Harmonic sedang membangun model bahasa besar yang dapat membangun bukti Lean-nya sendiri. Kode lean yang dihasilkannya tidak selalu sempurna. Namun melalui trial and error, mereka dapat belajar untuk memverifikasi solusinya.
“Itu sangat manusiawi,” kata Achim. “Jika Anda mencoba menyelesaikan soal matematika, cobalah beberapa langkah. Dan jika gagal, Anda mencoba yang lain sampai Anda dapat melakukannya dengan benar.
Ketika Aristoteles diminta menjawab soal matematika, ia dapat memeriksa jawabannya. Ini adalah “Apa itu 2+2?” Pertanyaan sederhana seperti Atau bisa berupa permainan asah otak yang lebih kompleks seperti kisi-kisi angka berukuran 10 kali 10.
“Kalau sistem bisa mengeluarkan jawaban, pada dasarnya dijamin benar,” kata Achim.
Ketika Aristoteles memeriksa jawabannya sendiri, ini menjadi cara untuk menghasilkan data digital yang sangat andal yang dapat digunakan untuk mengajarkan sistem AI. Dengan kata lain, Aristoteles dapat menghasilkan data yang dapat digunakannya untuk memperbaiki dirinya.
Para peneliti menyebutnya “data sintetis” – data yang dihasilkan oleh AI yang digunakan untuk melatih AI. Banyak peneliti percaya bahwa konsep ini adalah bagian penting dari pengembangan AI.
Achim dan Tenev percaya bahwa setelah bertahun-tahun berlatih, Aristoteles lebih baik dalam matematika daripada manusia. “Kami ingin ini menjadi secerdas kumpulan semua ahli matematika di dunia,” kata Tenev. “Kami ingin ini memecahkan masalah yang belum pernah terpecahkan.”
Sistem AI yang sangat bergantung pada logika matematika dapat menggunakan teknik yang sama untuk memvalidasi kode komputernya sendiri. Dan jika sistem dapat menghasilkan kode yang dapat diandalkan, sistem dapat mengambil tindakan melalui Internet. Inilah yang para peneliti sebut sebagai agen AI. Seiring dengan kemajuan sistem AI ini, banyak peneliti mengatakan mereka akan mampu mengotomatiskan hampir semua tugas digital.
Namun para peneliti dengan cepat menambahkan bahwa sistem AI ini memiliki keterbatasan.
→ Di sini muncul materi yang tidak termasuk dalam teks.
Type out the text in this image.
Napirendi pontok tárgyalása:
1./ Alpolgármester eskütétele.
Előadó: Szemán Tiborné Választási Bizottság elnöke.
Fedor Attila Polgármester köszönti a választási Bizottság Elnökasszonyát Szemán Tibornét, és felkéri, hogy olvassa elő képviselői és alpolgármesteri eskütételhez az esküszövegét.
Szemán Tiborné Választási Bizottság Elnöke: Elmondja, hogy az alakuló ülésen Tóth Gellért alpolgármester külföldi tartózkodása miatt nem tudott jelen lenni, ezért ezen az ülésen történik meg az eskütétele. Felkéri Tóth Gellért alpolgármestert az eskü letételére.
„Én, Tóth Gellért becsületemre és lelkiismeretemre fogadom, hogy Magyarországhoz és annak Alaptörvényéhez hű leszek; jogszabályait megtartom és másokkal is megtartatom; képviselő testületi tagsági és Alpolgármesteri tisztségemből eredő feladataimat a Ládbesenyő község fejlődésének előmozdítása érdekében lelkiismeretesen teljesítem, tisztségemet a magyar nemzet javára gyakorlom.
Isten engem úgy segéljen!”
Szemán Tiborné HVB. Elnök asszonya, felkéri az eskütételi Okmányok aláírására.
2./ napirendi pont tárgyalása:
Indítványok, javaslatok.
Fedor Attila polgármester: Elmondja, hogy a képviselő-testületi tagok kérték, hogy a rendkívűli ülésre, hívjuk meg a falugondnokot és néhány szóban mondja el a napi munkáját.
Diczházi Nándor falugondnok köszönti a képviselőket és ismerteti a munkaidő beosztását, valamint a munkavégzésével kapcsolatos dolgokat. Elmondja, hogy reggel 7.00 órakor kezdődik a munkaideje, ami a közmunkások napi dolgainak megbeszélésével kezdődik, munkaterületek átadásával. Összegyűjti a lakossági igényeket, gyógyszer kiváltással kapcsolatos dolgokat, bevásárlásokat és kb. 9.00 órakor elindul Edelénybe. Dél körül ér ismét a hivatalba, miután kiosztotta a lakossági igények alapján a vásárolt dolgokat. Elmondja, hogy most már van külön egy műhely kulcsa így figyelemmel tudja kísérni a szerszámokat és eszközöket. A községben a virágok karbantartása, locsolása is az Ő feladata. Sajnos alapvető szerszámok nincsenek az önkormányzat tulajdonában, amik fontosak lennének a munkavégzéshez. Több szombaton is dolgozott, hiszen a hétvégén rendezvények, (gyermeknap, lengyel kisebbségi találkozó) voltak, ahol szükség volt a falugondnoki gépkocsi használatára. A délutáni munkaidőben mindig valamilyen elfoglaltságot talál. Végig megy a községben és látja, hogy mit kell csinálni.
Kode lean dapat membuktikan teorema matematika dan memverifikasi kode komputer, namun tidak dapat menangani seluk beluk kehidupan sehari-hari yang rumit.
“Setelah Anda keluar dari matematika, segalanya menjadi sangat berbeda,” kata Angela Fan, seorang ilmuwan meta-penelitian. Seringkali tidak ada kesalahan yang benar yang dapat dipelajari oleh sistem AI seperti yang mereka lakukan dalam matematika.
Silver mengakui masalah ini. Namun dia juga mengatakan bahwa ada kebenaran yang dapat diverifikasi di dunia nyata. Sebuah batu adalah sebuah batu. Bunyi merambat dengan kecepatan 343 meter per detik. Matahari terbenam di barat. Jika sistem AI mengekstrak informasi dari realitas fisik, sistem tersebut juga dapat memverifikasi kebenaran ini.
“Kebenaran bisa datang dari dunia,” kata Silver. “Jika Anda bisa mendapatkan masukan dari dunia, Anda bisa meningkatkan dan meningkatkan dan meningkatkan.”
Artikel ini muncul pertama kali Waktu New York.